Q: Let’s talk about Ken Branagh. How did he approach this?

A: You know, he’s the funniest guy to work with. And he’s so inventive,
if you think in terms of that incredible set, which was Ken. In the
script Pinter just said ‘the interior is glass, marble and wood.’ The
rest of it was Branagh and the designer and the lighting man and it was
amazing. We were doing an interview together and here’s a guy who as an
actor is probably as good as you are, and he’s a phenomenal director.

Q: Was there a common approach with yourself, Ken Branagh and Jude Law?

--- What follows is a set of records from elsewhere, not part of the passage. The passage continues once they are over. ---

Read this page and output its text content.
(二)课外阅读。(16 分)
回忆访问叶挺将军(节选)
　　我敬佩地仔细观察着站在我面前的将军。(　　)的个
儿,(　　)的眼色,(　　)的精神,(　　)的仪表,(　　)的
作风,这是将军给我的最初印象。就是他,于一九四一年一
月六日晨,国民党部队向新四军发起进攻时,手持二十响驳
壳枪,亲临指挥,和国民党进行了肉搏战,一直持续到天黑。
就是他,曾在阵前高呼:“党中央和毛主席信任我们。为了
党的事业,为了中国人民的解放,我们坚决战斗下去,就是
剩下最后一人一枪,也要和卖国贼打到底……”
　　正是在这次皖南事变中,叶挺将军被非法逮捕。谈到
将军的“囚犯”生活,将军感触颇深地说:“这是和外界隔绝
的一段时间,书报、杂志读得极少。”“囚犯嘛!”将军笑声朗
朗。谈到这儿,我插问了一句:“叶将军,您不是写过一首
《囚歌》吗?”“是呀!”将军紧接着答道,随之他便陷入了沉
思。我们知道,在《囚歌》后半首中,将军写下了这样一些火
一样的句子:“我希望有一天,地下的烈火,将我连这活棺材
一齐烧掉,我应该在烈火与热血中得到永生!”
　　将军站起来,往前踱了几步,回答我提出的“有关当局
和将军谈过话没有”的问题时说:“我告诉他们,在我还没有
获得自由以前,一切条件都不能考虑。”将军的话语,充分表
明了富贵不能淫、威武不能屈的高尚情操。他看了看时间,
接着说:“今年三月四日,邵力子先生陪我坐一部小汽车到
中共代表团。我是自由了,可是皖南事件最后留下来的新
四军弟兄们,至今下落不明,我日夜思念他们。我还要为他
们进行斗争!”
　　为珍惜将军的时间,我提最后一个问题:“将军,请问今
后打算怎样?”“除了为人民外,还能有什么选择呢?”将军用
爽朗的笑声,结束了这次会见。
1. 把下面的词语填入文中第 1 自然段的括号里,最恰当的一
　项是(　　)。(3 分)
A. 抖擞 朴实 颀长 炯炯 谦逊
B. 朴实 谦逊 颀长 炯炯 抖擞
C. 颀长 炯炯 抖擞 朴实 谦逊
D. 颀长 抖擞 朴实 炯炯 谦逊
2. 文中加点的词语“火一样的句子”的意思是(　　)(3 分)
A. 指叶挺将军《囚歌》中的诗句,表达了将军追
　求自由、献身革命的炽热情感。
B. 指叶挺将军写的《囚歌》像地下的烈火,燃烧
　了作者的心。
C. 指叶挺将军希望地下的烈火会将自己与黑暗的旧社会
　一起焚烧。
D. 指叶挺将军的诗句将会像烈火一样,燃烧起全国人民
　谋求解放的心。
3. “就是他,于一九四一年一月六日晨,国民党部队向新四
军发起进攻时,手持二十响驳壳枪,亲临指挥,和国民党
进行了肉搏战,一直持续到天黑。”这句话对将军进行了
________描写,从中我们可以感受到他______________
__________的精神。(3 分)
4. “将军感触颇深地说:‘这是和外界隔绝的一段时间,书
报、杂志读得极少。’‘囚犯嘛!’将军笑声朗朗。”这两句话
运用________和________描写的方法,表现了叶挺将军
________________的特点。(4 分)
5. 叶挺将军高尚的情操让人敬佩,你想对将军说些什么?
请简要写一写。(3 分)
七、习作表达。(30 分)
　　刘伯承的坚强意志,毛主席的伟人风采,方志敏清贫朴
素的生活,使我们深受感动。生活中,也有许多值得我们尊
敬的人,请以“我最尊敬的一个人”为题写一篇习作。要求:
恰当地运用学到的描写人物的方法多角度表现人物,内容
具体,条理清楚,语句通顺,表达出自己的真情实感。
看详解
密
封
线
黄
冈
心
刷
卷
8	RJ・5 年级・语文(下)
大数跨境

A: Yes, we approached it completely professionally and there was no
tantrums, lateness, not knowing lines. And then we wanted to make it
absolutely natural and real, which I’ve always done. And Jude has done
the same thing, too. So you have this naturalness. People like Jude and
Ken and Pinter, I mean, they are very, very talented and if you are
working with people like that you must produce something worthwhile. I
mean, it’s not going to be a piece of shit or something.

Q: What have you been doing since you finished Sleuth?

A: I just finished Batman, The Dark Knight. Heath Ledger who plays the
Joker will be the surprise in that. He has gone a completely different
direction from Jack (Nicholson). Jack was a bit funny, a bit like a
nasty old uncle and this guy is a terrifying psychopath. He’s a
wonderful actor, Heath, and a very nice guy. I’d never met him before
and he’s wonderful. Most of that we did in Chicago but I did some here.
In a few weeks I start a picture called Is There Anybody There? Which
is produced by David Hayman who produces the Harry Potter films. It’s
about a 10-year-old boy whose mother and father own an old people’s
home. So he lives in an old people’s home and every time he makes
friends the people die, so he gets a camera and a flashlight and a tape
recorder and he goes looking for their ghosts. And he can’t find their
ghosts or anyone to talk to, and an old magician turns up to die, me,
and he helps him find his ghosts. I love the story.